Routers: Messages, Decisions, and Termination

Beside calculating the values in a reputation model, there is important meaning in the way a reputation system is wired together to itself and the calling application: connecting the inputs to the transformers to the rollups to the processes that decide who gets notified of what ever side-effects are indicated by the calculation.

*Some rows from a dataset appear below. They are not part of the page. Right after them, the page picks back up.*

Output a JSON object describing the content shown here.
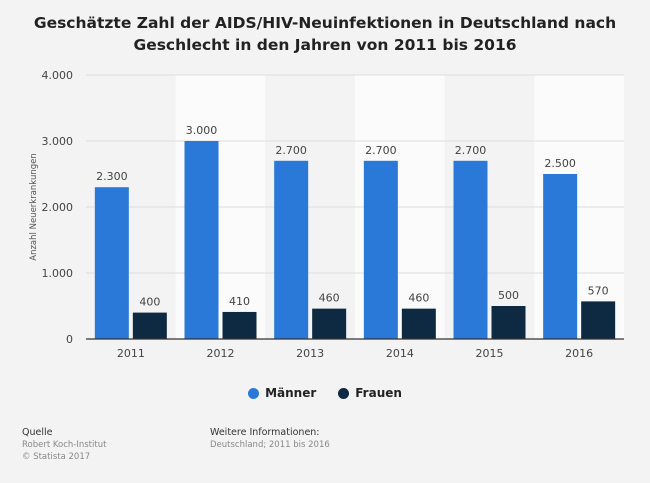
{
  "title": "Geschätzte Zahl der AIDS/HIV-Neuinfektionen in Deutschland nach Geschlecht in den Jahren von 2011 bis 2016",
  "chart_data": {
    "type": "bar",
    "categories": [
      "2011",
      "2012",
      "2013",
      "2014",
      "2015",
      "2016"
    ],
    "series": [
      {
        "name": "Männer",
        "values": [
          2300,
          3000,
          2700,
          2700,
          2700,
          2500
        ],
        "color": "#2a78d8"
      },
      {
        "name": "Frauen",
        "values": [
          400,
          410,
          460,
          460,
          500,
          570
        ],
        "color": "#0e2a43"
      }
    ],
    "value_labels": [
      [
        "2.300",
        "3.000",
        "2.700",
        "2.700",
        "2.700",
        "2.500"
      ],
      [
        "400",
        "410",
        "460",
        "460",
        "500",
        "570"
      ]
    ],
    "ylabel": "Anzahl Neuerkrankungen",
    "ylim": [
      0,
      4000
    ],
    "yticks": [
      0,
      1000,
      2000,
      3000,
      4000
    ],
    "ytick_labels": [
      "0",
      "1.000",
      "2.000",
      "3.000",
      "4.000"
    ],
    "grid": true,
    "legend_position": "bottom"
  },
  "footer": {
    "source_heading": "Quelle",
    "source_lines": [
      "Robert Koch-Institut",
      "© Statista 2017"
    ],
    "info_heading": "Weitere Informationen:",
    "info_line": "Deutschland; 2011 bis 2016"
  }
}
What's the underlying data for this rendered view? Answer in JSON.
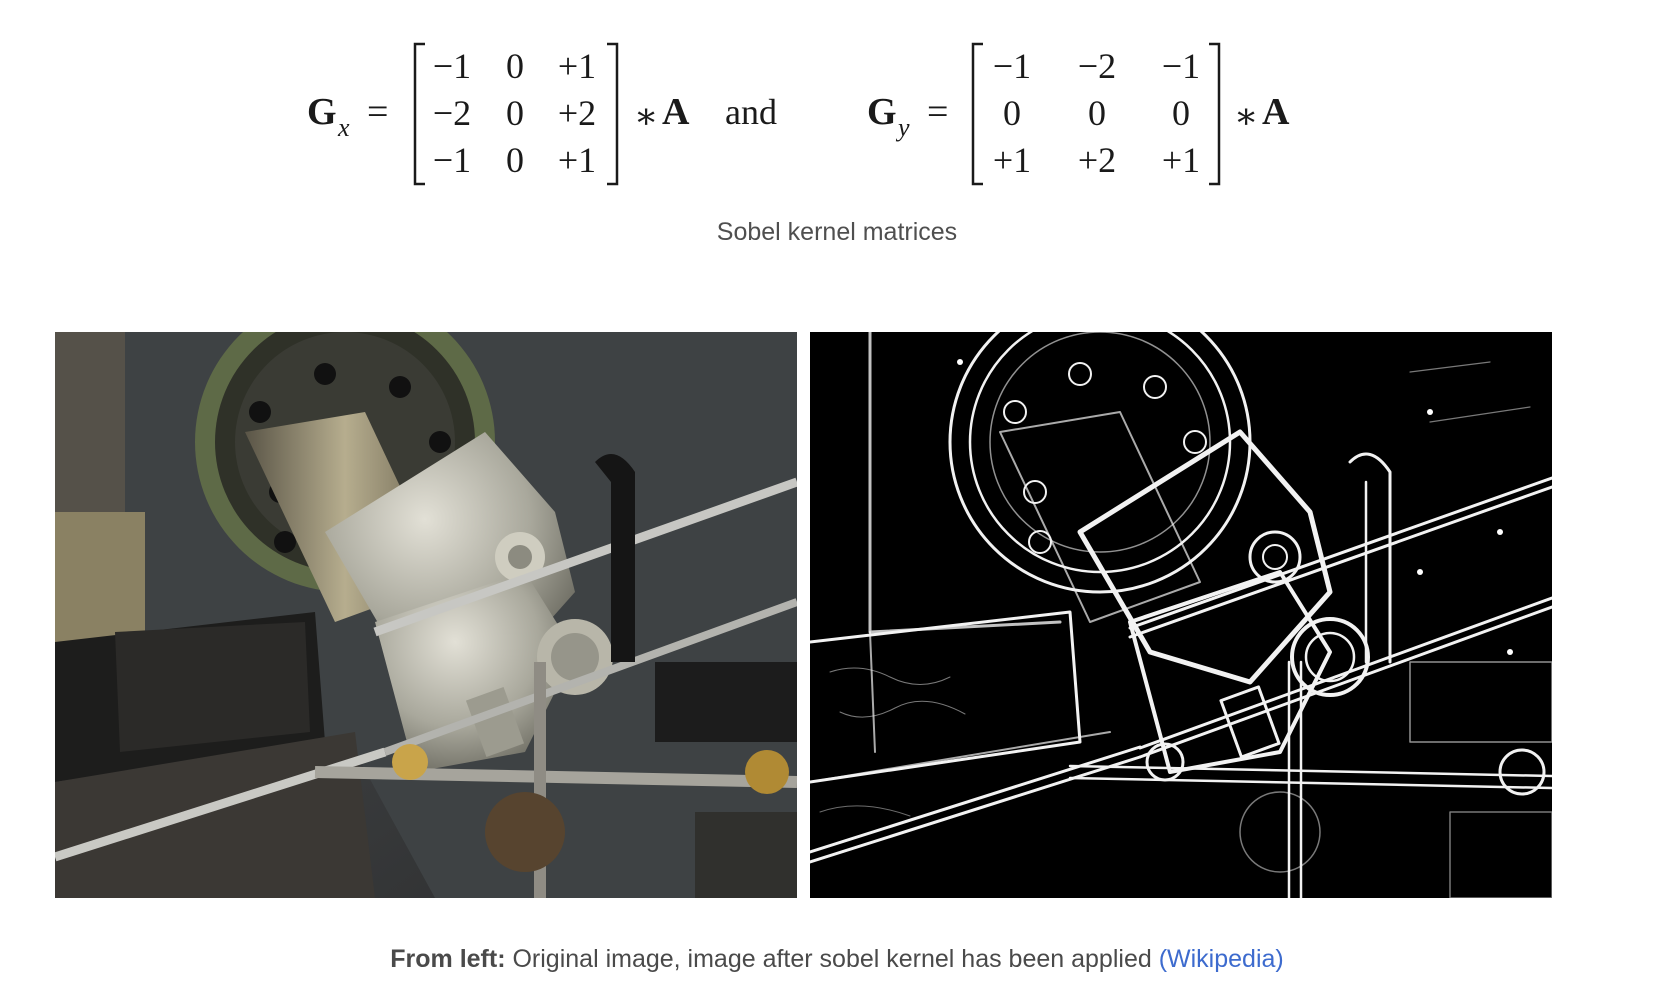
{
  "equation": {
    "gx_symbol": "G",
    "gx_subscript": "x",
    "gy_symbol": "G",
    "gy_subscript": "y",
    "equals": "=",
    "conv_operator": "∗",
    "operand": "A",
    "conjunction": "and",
    "gx_matrix": [
      [
        "−1",
        "0",
        "+1"
      ],
      [
        "−2",
        "0",
        "+2"
      ],
      [
        "−1",
        "0",
        "+1"
      ]
    ],
    "gy_matrix": [
      [
        "−1",
        "−2",
        "−1"
      ],
      [
        "0",
        "0",
        "0"
      ],
      [
        "+1",
        "+2",
        "+1"
      ]
    ]
  },
  "equation_caption": "Sobel kernel matrices",
  "figures": {
    "left_alt": "Original photograph of steam engine valve gear",
    "right_alt": "Edge map after Sobel operator applied"
  },
  "figure_caption": {
    "lead": "From left:",
    "text": " Original image, image after sobel kernel has been applied ",
    "link": "(Wikipedia)"
  },
  "colors": {
    "text": "#1a1a1a",
    "caption": "#4f4f4f",
    "link": "#3d6bce"
  }
}
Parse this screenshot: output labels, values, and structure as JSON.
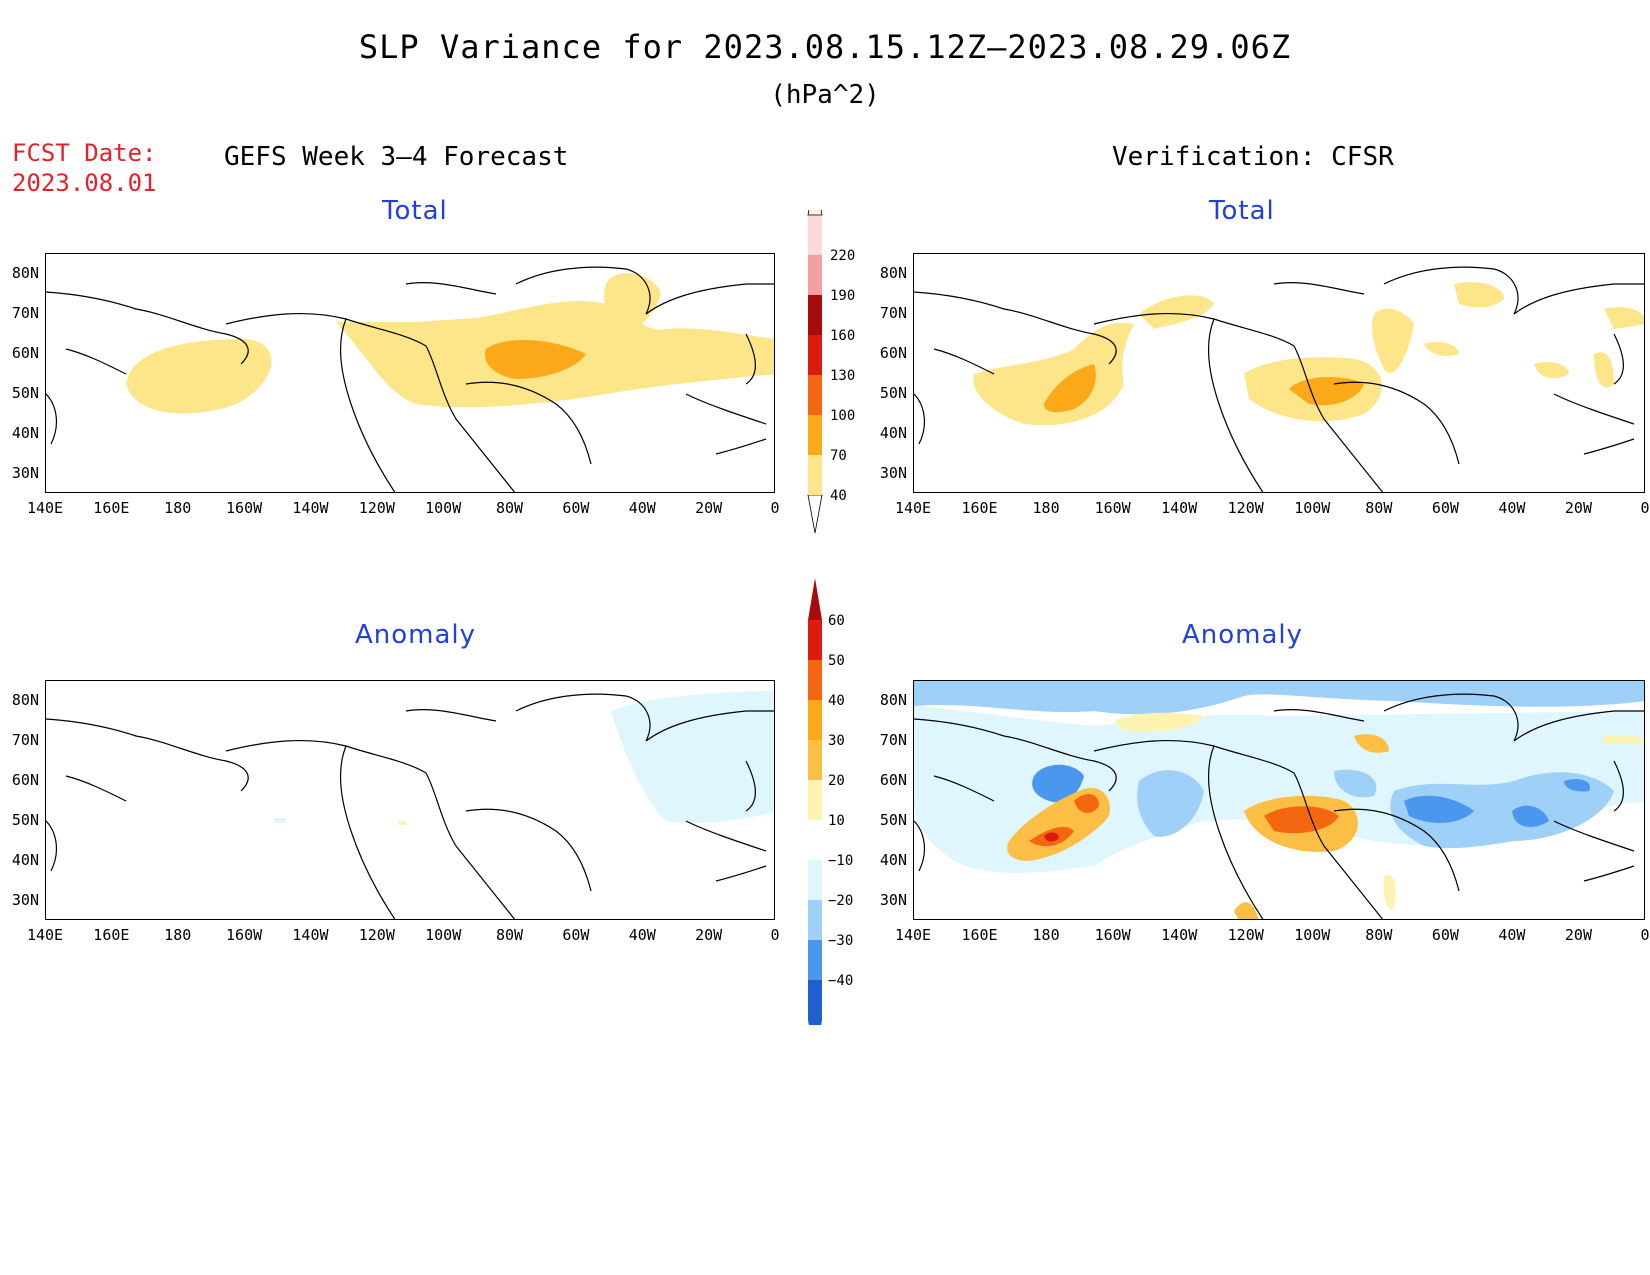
{
  "title": "SLP Variance for 2023.08.15.12Z–2023.08.29.06Z",
  "units": "(hPa^2)",
  "fcst_date_label": "FCST Date:",
  "fcst_date_value": "2023.08.01",
  "left_header": "GEFS Week 3–4 Forecast",
  "right_header": "Verification: CFSR",
  "subtitles": {
    "top_left": "Total",
    "top_right": "Total",
    "bottom_left": "Anomaly",
    "bottom_right": "Anomaly"
  },
  "lat_labels": [
    "80N",
    "70N",
    "60N",
    "50N",
    "40N",
    "30N"
  ],
  "lon_labels": [
    "140E",
    "160E",
    "180",
    "160W",
    "140W",
    "120W",
    "100W",
    "80W",
    "60W",
    "40W",
    "20W",
    "0"
  ],
  "total_colorbar": {
    "levels": [
      "40",
      "70",
      "100",
      "130",
      "160",
      "190",
      "220"
    ],
    "colors": [
      "#fde68a",
      "#fba919",
      "#f46711",
      "#dd1c0f",
      "#a50d0d",
      "#f3a0a0",
      "#fcdada"
    ]
  },
  "anomaly_colorbar": {
    "levels": [
      "60",
      "50",
      "40",
      "30",
      "20",
      "10",
      "−10",
      "−20",
      "−30",
      "−40"
    ],
    "colors": [
      "#a50d0d",
      "#dd1c0f",
      "#f46711",
      "#fba919",
      "#fbbf45",
      "#fef3b0",
      "#ffffff",
      "#e0f6fe",
      "#9fd0f7",
      "#4a98ee",
      "#1f5fd0"
    ]
  }
}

Common Decision Process Patterns

Process types are described here as pure primitives, but we don't mean to imply that your reputation processes can't or shouldn't combine the various types. It completely normal to have a Simple Accululator that applies Mixer semantics.

Simple Terminator

Any process can chose not send any message and optionally return or signal it's result to the application environment.

Simple Evaluator

The basic “If..then..” statement of reputation models. Usually comparing two inputs and sends a message on to another process(es). It is important to remember that the inputs may arrive asynchronously and separately, so the evaluator may need to have its own state.

Terminating Evaluator

This evaluator ends the execution path started by the initial input, usually by returning or sending a signal to the application when some special condition or threshold has been met.

Message Splitter

Replicates an message and forwards it to more than one model event process. This starts multiple simultaneous execution paths for one reputation model - depending on the specific characteristics of the reputation sandbox implementation. See Chapter_3 .

Conjoint Message Delivery

When messages from multiple different input sources with the exact same context, they are treated as if they have the exact same meaning as each other. For example, in a very large scale system, multiple servers may send reputation input messages to a shared reputation system environment reporting on user actions: it doesn't matter which server sent the message, they are all treated the same by the reputation model.

Input

All reputation models are presumed to be dormant unless they are activated by a specific input arriving as a message to the model. Input gets the ball rolling…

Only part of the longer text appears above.